According to the Paris-based body of the world’s 30 wealthiest countries, news coverage of the luxurious lives led by celebrities causes the middle classes to feel poorer than they are.
In a report launched Tuesday, the OECD said Labour-led Britain has seen the biggest drop in inequality in the developed world since 2000 – but the wealth gap remains one of the highest among rich nations.
“Although poverty rates and inequality have fallen since the start of the decade, the UK remains an extremely unequal country compared with other OECD members,” the report said – the richest 10 percent of the British population earn nearly nine times the income of the poorest 10 percent.
The report found that poverty has fallen significantly in Britain, with income poverty – the number of households on less than half the average income – falling from 10 percent to 8 percent between the mid-1990s and 2005.
“For the first time since the 1980s, the poverty level is well below the OECD average,” said the authors of the report.
However, although Britain’s wealth gap has narrowed significantly, the report said many people have a different perception – because of media coverage of billionaires and celebrities.
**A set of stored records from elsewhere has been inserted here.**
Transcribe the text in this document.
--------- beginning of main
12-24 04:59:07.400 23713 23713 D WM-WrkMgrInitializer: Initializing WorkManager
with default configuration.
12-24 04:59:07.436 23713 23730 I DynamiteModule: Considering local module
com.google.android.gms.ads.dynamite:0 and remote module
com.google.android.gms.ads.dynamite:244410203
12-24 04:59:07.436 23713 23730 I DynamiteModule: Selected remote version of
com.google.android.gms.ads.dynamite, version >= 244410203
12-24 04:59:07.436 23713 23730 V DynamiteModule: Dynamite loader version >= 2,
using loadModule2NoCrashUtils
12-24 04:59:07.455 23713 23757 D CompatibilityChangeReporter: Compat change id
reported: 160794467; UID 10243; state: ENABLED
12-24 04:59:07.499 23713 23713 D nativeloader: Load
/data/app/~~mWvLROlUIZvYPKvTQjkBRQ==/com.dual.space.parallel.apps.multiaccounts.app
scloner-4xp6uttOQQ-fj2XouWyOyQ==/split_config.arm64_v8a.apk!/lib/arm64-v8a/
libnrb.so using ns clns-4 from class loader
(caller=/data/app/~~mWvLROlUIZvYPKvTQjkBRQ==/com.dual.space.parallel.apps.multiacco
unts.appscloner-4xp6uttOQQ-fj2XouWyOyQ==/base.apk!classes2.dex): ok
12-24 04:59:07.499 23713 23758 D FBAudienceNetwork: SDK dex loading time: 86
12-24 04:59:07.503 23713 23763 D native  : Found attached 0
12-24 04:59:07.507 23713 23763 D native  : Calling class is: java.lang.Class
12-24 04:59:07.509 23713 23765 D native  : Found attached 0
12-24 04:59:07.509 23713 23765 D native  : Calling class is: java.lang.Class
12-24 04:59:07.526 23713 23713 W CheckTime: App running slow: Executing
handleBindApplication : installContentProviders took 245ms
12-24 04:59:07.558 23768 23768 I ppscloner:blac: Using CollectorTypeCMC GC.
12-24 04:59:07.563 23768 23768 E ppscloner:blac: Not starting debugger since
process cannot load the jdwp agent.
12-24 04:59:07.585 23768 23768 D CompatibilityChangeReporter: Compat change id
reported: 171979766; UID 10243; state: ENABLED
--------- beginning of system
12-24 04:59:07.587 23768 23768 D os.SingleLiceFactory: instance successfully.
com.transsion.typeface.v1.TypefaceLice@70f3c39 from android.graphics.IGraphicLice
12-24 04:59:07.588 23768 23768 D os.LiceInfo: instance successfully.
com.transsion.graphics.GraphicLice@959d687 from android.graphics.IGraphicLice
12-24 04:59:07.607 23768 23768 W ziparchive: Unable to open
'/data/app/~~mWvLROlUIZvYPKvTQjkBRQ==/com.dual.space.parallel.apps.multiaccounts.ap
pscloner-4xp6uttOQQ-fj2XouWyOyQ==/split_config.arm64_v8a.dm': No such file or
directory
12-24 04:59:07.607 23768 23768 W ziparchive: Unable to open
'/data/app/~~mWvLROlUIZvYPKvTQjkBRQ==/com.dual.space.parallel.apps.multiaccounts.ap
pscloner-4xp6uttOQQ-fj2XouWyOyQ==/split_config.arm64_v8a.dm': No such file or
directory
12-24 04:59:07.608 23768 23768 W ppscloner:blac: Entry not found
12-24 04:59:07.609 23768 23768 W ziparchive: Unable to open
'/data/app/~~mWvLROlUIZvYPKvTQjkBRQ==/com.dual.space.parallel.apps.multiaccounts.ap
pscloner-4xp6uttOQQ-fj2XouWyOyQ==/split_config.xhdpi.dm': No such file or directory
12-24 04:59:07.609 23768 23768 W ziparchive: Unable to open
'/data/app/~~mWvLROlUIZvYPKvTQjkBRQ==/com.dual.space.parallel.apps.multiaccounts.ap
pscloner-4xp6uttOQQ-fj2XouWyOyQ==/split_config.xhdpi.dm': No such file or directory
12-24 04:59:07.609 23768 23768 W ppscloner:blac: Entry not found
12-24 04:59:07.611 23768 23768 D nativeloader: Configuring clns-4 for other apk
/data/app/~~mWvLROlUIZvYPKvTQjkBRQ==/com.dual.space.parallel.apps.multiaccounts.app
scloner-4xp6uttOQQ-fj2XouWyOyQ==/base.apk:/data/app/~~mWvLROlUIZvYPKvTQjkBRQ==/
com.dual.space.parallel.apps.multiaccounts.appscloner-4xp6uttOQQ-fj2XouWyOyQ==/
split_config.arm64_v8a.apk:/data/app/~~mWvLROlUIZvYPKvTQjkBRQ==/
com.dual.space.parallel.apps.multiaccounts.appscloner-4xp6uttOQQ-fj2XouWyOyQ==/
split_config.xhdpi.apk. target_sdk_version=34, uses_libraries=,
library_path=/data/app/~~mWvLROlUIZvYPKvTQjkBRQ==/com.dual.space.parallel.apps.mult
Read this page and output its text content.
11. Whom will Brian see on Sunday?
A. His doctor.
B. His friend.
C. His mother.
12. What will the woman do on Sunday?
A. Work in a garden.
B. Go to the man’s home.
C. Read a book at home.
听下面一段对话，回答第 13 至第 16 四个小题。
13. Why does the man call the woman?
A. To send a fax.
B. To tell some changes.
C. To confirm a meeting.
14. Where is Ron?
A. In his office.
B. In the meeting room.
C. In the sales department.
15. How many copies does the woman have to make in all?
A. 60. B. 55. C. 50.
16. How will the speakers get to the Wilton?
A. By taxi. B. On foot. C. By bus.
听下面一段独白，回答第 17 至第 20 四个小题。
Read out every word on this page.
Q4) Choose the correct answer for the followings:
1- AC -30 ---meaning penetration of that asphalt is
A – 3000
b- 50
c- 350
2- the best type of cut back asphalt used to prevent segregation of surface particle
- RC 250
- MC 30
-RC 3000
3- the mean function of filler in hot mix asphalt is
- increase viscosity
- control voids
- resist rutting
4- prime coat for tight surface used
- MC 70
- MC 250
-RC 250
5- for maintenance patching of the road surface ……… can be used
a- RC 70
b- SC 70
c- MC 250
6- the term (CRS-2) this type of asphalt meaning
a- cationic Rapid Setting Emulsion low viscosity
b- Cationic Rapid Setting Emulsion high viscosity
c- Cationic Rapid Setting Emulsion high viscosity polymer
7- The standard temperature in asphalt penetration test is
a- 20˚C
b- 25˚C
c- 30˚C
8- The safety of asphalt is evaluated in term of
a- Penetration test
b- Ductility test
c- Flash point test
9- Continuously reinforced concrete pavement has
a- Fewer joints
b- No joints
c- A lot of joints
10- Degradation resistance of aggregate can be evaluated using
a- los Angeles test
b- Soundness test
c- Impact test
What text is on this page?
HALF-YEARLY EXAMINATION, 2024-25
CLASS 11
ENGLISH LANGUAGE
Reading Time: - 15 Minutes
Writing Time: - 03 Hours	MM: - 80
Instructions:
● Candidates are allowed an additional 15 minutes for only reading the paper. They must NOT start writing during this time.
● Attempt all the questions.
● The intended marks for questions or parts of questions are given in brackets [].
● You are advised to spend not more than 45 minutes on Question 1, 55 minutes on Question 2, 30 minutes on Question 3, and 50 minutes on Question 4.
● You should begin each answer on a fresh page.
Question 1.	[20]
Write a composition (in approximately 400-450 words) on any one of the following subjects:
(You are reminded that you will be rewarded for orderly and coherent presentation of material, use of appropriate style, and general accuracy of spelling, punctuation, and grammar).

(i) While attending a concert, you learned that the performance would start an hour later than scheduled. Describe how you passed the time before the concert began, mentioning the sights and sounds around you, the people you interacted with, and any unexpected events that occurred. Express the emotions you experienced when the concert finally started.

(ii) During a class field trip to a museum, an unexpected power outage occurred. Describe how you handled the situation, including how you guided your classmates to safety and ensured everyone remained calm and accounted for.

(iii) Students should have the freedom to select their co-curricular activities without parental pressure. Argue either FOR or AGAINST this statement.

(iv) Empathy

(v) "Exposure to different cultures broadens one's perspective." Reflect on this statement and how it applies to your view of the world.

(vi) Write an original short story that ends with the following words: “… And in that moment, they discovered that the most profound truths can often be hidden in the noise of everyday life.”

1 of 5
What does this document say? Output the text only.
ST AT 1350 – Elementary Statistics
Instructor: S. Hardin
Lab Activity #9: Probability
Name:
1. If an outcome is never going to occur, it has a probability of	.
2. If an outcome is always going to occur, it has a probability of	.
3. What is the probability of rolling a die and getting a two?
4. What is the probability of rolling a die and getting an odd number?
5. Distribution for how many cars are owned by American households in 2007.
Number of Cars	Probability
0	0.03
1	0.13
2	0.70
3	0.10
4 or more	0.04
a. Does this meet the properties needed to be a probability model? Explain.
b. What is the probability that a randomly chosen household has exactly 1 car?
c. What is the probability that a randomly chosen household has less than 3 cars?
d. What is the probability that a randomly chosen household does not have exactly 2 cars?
The report called it the ‘Hello! magazine effect’ – named for the glossy magazine that allows ordinary people to have a peek into the homes and lifestyles of the rich and famous, primarily through photographs.
It said: “This difference between what the data shows and what people think reflects the so-called ‘Hello! magazine effect’ – we read about the super-rich, who are getting much richer and attracting more media attention as a result.”
Mark Pearson, head of social policy at the OECD, said the decline in inequality in Britain had been “remarkable” but suggested another reason families were not noticing the improvement in incomes was because Labour had been redistributing wealth “by stealth”.
He said the government has not advertised the billions of pounds it has been spending on helping the least well-off citizens, because its social programmes have imposed a tax burden on the middle classes.